M. Jou : Certainement. Une société d'ingénierie, l'une des plus grandes sociétés d'Amérique du Nord, a été victime d'une infraction majeure sur une période de sept semaines. Les attaquants ont réussi à contourner le pare-feu. Une fois qu'ils ont pénétré le système, ils ont passé beaucoup de temps à sonder le réseau et à chercher d'autres machines auxquelles ils pouvaient se connecter. Une fois connectés à toutes ces machines, les attaquants avaient accès à des données financières, des bases de données, des fichiers de clients et d'employés, des numéros de cartes bancaires, des documents de référence, à tout ce qu'ils souhaitaient.
Les attaquants font leur possible pour que l'intervalle de temps entre le vol des données et leur copie soit aussi court que possible, de manière à ce que l'équipe du pare-feu n'ait pas le temps de s'en rendre compte.

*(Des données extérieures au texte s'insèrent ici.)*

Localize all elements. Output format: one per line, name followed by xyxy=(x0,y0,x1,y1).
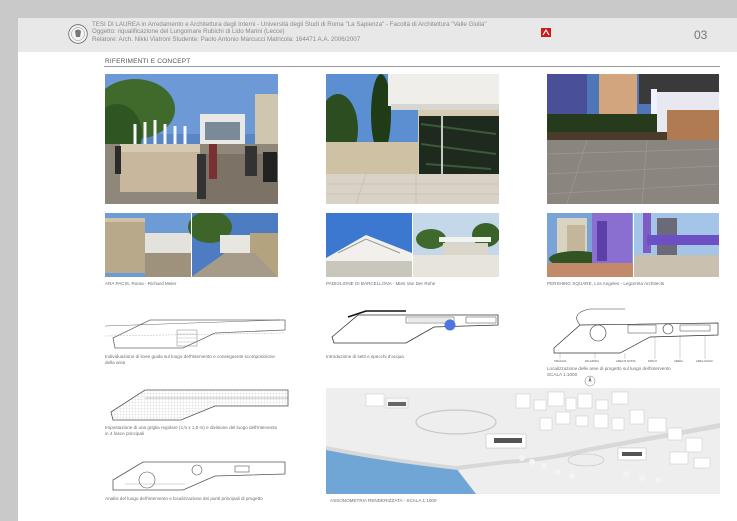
section-divider xyxy=(104,66,720,67)
concept-diagram-grid xyxy=(110,389,289,421)
site-label-1: SPIAGGIA xyxy=(554,359,567,363)
pershing-square-detail-photo xyxy=(547,213,719,277)
site-plan-caption: Localizzazione delle aree di progetto su… xyxy=(547,366,717,378)
barcelona-pavilion-photo xyxy=(326,74,499,204)
site-plan-scale: SCALA 1:1000 xyxy=(547,372,578,377)
site-label-3: AREA DI SOSTA xyxy=(616,359,636,363)
pavilion-plan-caption: Introduzione di setti e specchi d'acqua xyxy=(326,354,404,359)
ara-pacis-caption: ARA PACIS, Roma - Richard Meier xyxy=(105,281,177,286)
concept-diagram-analysis xyxy=(112,461,286,491)
north-arrow-icon xyxy=(584,375,596,387)
barcelona-pavilion-detail-photo xyxy=(326,213,499,277)
university-seal-icon xyxy=(68,24,88,44)
site-label-4: PARCO xyxy=(648,359,657,363)
site-label-5: ARENA xyxy=(674,359,683,363)
ara-pacis-detail-photo xyxy=(105,213,278,277)
thesis-title: TESI DI LAUREA in Arredamento e Architet… xyxy=(92,21,487,28)
concept-diagram-guidelines xyxy=(105,319,286,349)
thesis-subject: Oggetto: riqualificazione del Lungomare … xyxy=(92,28,285,36)
pavilion-concept-plan xyxy=(331,310,499,344)
site-label-2: PALAZZINA xyxy=(585,359,599,363)
section-title: RIFERIMENTI E CONCEPT xyxy=(105,58,191,65)
title-block-text: TESI DI LAUREA in Arredamento e Architet… xyxy=(92,21,612,43)
ara-pacis-photo xyxy=(105,74,278,204)
axonometry-caption: ASSONOMETRIA RENDERIZZATA - SCALA 1:1000 xyxy=(330,498,437,503)
concept-analysis-caption: Analisi del luogo dell'intervento e loca… xyxy=(105,496,263,501)
thesis-credits: Relatore: Arch. Nikki Viatroni Studente:… xyxy=(92,35,361,43)
site-label-6: AREA GIOCHI xyxy=(696,359,713,363)
red-logo-icon xyxy=(541,28,551,37)
pershing-square-photo xyxy=(547,74,719,204)
barcelona-pavilion-caption: PADIGLIONE DI BARCELLONA - Mies Van Der … xyxy=(326,281,436,286)
concept-guidelines-caption: Individuazione di linee guida sul luogo … xyxy=(105,354,275,365)
pershing-square-caption: PERSHING SQUARE, Los Angeles - Legorreta… xyxy=(547,281,665,286)
axonometry-render xyxy=(326,388,720,494)
concept-grid-caption: Impostazione di una griglia regolare (1,… xyxy=(105,425,278,436)
site-plan-drawing: SPIAGGIA PALAZZINA AREA DI SOSTA PARCO A… xyxy=(553,308,719,363)
page-number: 03 xyxy=(694,28,708,42)
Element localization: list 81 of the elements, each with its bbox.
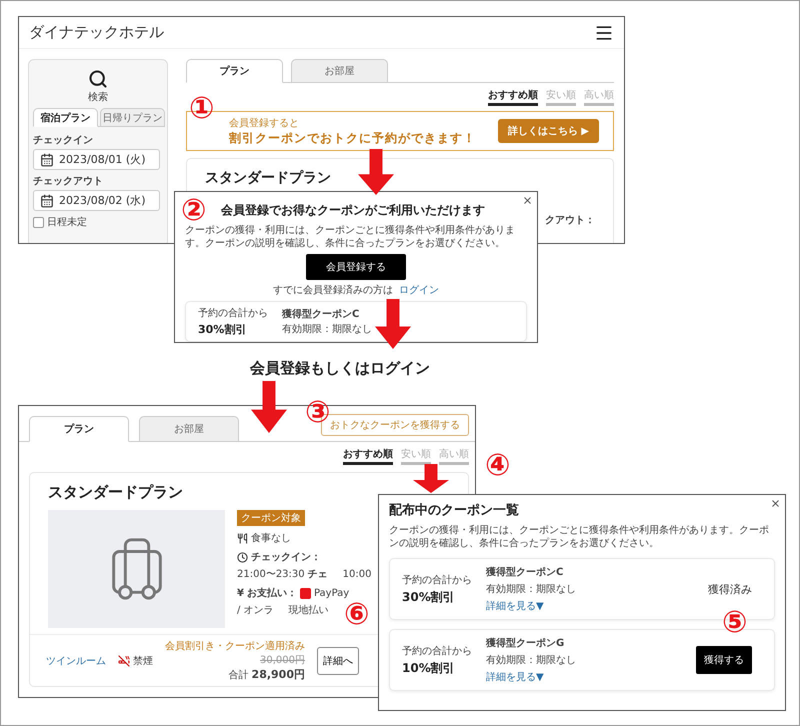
step-number: ⑥: [344, 600, 370, 630]
coupon-discount: 10%割引: [402, 660, 456, 676]
checkin-label: チェックイン：: [251, 551, 321, 564]
tab[interactable]: お部屋: [139, 416, 239, 442]
tab[interactable]: 日帰りプラン: [100, 108, 165, 127]
no-smoking-icon: [118, 654, 130, 666]
plan-title: スタンダードプラン: [205, 169, 332, 187]
coupon-lead: 予約の合計から: [402, 574, 472, 586]
acquired-status: 獲得済み: [708, 582, 752, 596]
down-arrow: [358, 149, 394, 195]
coupon-discount: 30%割引: [198, 322, 248, 337]
checkbox[interactable]: [33, 216, 44, 228]
site-title: ダイナテックホテル: [29, 23, 164, 42]
step-number: ②: [181, 196, 206, 226]
down-arrow: [251, 381, 287, 433]
coupon-validity: 有効期限：期限なし: [282, 322, 372, 336]
details-link[interactable]: 詳細を見る▼: [486, 670, 682, 684]
coupon-badge: クーポン対象: [237, 510, 305, 526]
meal-text: 食事なし: [251, 532, 291, 545]
close-button[interactable]: [770, 498, 781, 509]
details-button[interactable]: 詳細へ: [317, 646, 359, 674]
payment-label: お支払い：: [246, 586, 297, 600]
smoking-text: 禁煙: [133, 654, 153, 668]
payment-logo: [300, 588, 311, 598]
clock-icon: [237, 552, 248, 562]
plan-title: スタンダードプラン: [48, 483, 184, 502]
total-price: 28,900円: [252, 667, 305, 682]
cut-text: / オンラ: [237, 604, 274, 617]
date-field[interactable]: 2023/08/01 (火): [33, 149, 160, 170]
login-link[interactable]: ログイン: [399, 283, 439, 297]
details-link[interactable]: 詳細を見る▼: [486, 599, 694, 613]
dialog-description: クーポンの獲得・利用には、クーポンごとに獲得条件や利用条件があります。クーポンの説明を確認し、条件に合ったプランをお選びください。: [389, 524, 770, 550]
coupon-validity: 有効期限：期限なし: [486, 582, 577, 596]
original-price: 30,000円: [260, 654, 305, 667]
step-number: ⑤: [722, 608, 748, 638]
field-label: チェックアウト: [33, 175, 104, 188]
down-arrow: [375, 299, 411, 349]
dialog-title: 配布中のクーポン一覧: [389, 502, 520, 519]
cut-text: クアウト：: [545, 214, 595, 227]
coupon-name: 獲得型クーポンG: [486, 636, 566, 650]
total-label: 合計: [228, 668, 249, 682]
payment-method: 現地払い: [288, 604, 329, 617]
cut-text: チェ: [308, 568, 328, 581]
coupon-validity: 有効期限：期限なし: [486, 654, 577, 667]
login-prompt: すでに会員登録済みの方は: [273, 284, 393, 297]
sort-option[interactable]: おすすめ順: [343, 447, 393, 465]
discount-note: 会員割引き・クーポン適用済み: [165, 640, 305, 653]
coupon-name: 獲得型クーポンC: [486, 566, 564, 579]
close-button[interactable]: [522, 195, 533, 206]
coupon-name: 獲得型クーポンC: [282, 308, 360, 321]
payment-method: PayPay: [314, 588, 350, 598]
caption: 会員登録もしくはログイン: [250, 359, 430, 378]
calendar-icon: [40, 152, 54, 166]
tab[interactable]: お部屋: [291, 59, 388, 83]
checkin-time: 21:00〜23:30: [237, 568, 305, 581]
banner-lead: 会員登録すると: [229, 116, 300, 130]
dialog-description: クーポンの獲得・利用には、クーポンごとに獲得条件や利用条件があります。クーポンの説明を確認し、条件に合ったプランをお選びください。: [185, 224, 516, 250]
down-arrow: [413, 464, 449, 493]
sort-option[interactable]: おすすめ順: [488, 88, 538, 106]
dialog-title: 会員登録でお得なクーポンがご利用いただけます: [221, 202, 485, 219]
room-link[interactable]: ツインルーム: [46, 654, 106, 668]
tab[interactable]: 宿泊プラン: [33, 108, 98, 127]
coupon-lead: 予約の合計から: [402, 644, 472, 658]
calendar-icon: [40, 194, 54, 208]
coupon-lead: 予約の合計から: [198, 306, 268, 320]
checkbox-label: 日程未定: [47, 216, 87, 229]
search-label: 検索: [88, 90, 108, 104]
tab[interactable]: プラン: [29, 416, 129, 442]
tab[interactable]: プラン: [186, 59, 283, 83]
field-label: チェックイン: [33, 134, 94, 147]
coupon-discount: 30%割引: [402, 588, 456, 606]
signup-button[interactable]: 会員登録する: [306, 254, 406, 280]
utensils-icon: [237, 532, 248, 544]
step-number: ④: [485, 451, 510, 481]
date-field[interactable]: 2023/08/02 (水): [33, 190, 160, 211]
checkout-time: 10:00: [342, 568, 372, 580]
yen-mark: ¥: [237, 588, 244, 598]
banner-headline: 割引クーポンでおトクに予約ができます！: [229, 130, 476, 146]
details-button[interactable]: 詳しくはこちら ▶: [498, 119, 599, 143]
search-icon[interactable]: [88, 69, 108, 89]
acquire-button[interactable]: 獲得する: [696, 646, 752, 674]
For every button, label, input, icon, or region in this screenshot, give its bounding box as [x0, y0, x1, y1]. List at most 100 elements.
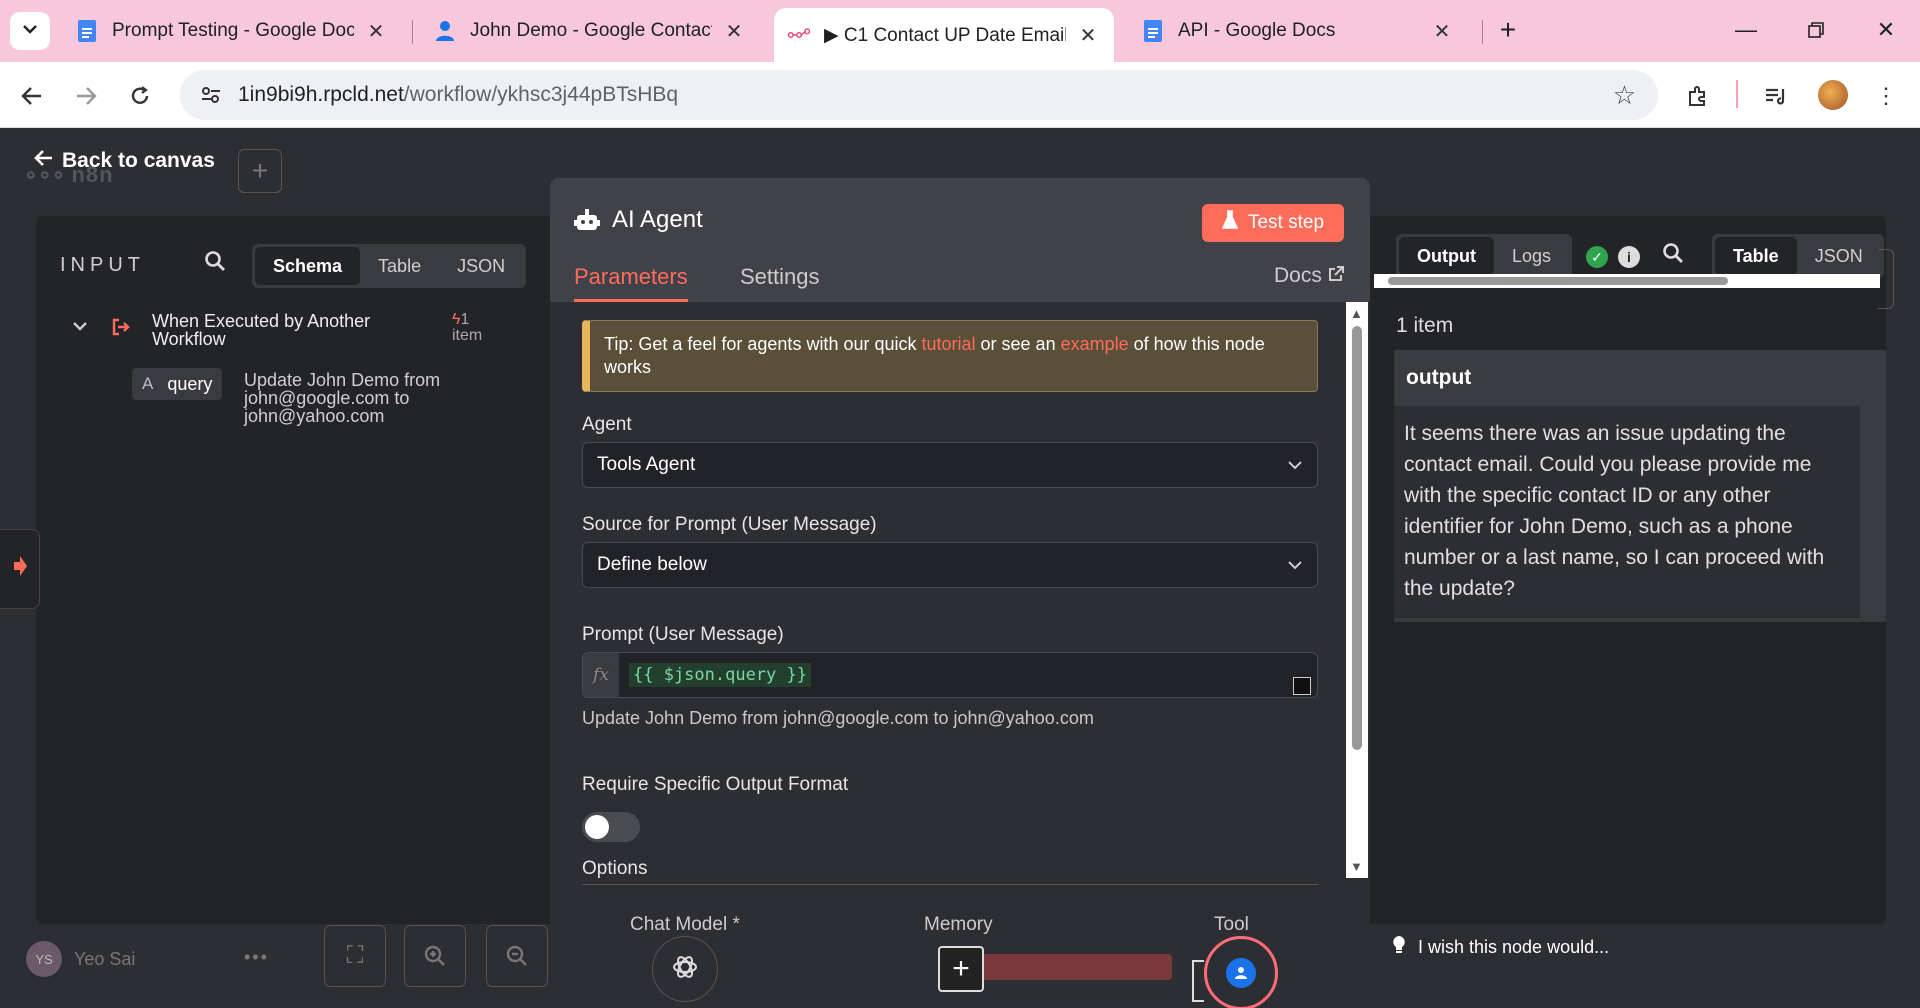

Dans ce cas précis, ils ont déplacé les données sur un serveur unique, les ont compressé en un seul fichier et les ont téléchargé sur leur centre de contrôle, où l'un de leurs serveurs était prêt à recevoir les données. Tout s'est passé très calmement, et la société n'a pu se rendre compte de l'attaque à temps.
L'ICM : Comment une société peut-elle prévenir ce genre d'attaque ?
M. Jou : Il est terriblement important de chercher des mouvements anonymes suspects en interne avant qu'il ne soit trop tard. Comparons ces attaques à un cambriolage ; si quelqu'un pénètre chez vous par effraction, vous pouvez essayer de l'attraper lorsqu'il ouvre la porte, ou lorsqu'il s'enfuie dans son camion. Mais le meilleur moment pour l'attraper est lorsqu'il est en train de vous cambrioler, dans votre maison. L'intervalle entre le cambriolage et le moment où le voleur s'échappe est très bref. Les pare-feux recherchent des connexions suspicieuses et des données quittant le système. Nous nous sommes cependant rendus compte que la meilleure façon de détecter ces attaquants est lorsqu'ils passent toute l'année « sous votre toit ». Ils passent beaucoup de temps à déplacer des données, compressent des fichiers sous le nom d'un utilisateur qui ne se sert jamais d'un outil de compression, recueillent des gigaoctets de données sur un disque dur, ce qui est inhabituel. Quelqu'un se connecte sous le nom d'utilisateur d'un agent en ressources humaines et se met à consulter des numéros de cartes bancaires. Cela n'a pas de sens. Prenons comme exemple Target, un fournisseur en détail géant [qui, en 2013, a subi une cyberattaque foudroyante entraînant le vol des numéros de cartes bancaires et d'informations personnelles de millions de clients] ; le compte d'un fournisseur de systèmes de réfrigération avait été piraté, aussi [aux yeux de Target], ce fournisseur dérobait des milliers de données relatives aux cartes bancaires de ses clients à partir de la base de données financières de la société. Ces informations sont faciles à trouver si vous savez où chercher.
L'ICM : Quel est le point de départ pour une société qui souhaite se protéger ?
M. Jou : Quelle que soit la taille de la société, on a souvent une notion d'où se trouve la propriété intellectuelle la plus importante, qu'il s'agisse de documents de référence établissant les différences de votre société minière par rapport à une autre, de fichiers sur vos employés ou vos clients ou encore d'informations financières. Je recommande généralement de prendre du recul et de créer une liste. Où se trouvent vos informations les plus précieuses ? Quelles données ne doivent sous aucun prétexte parvenir à vos concurrents, ou être détruites ou dérobées ? Vous pouvez ensuite procéder à une évaluation afin de déterminer les coûts qui vous incomberaient pour protéger ces données. La solution pourrait consister à investir dans la technologie, dans les ressources humaines ou encore dans un procédé. Tout ne dépend pas forcément d'un logiciel. Je n'ai jamais rencontré de société, aussi petite soit-elle, qui n'a pas de données précieuses à protéger.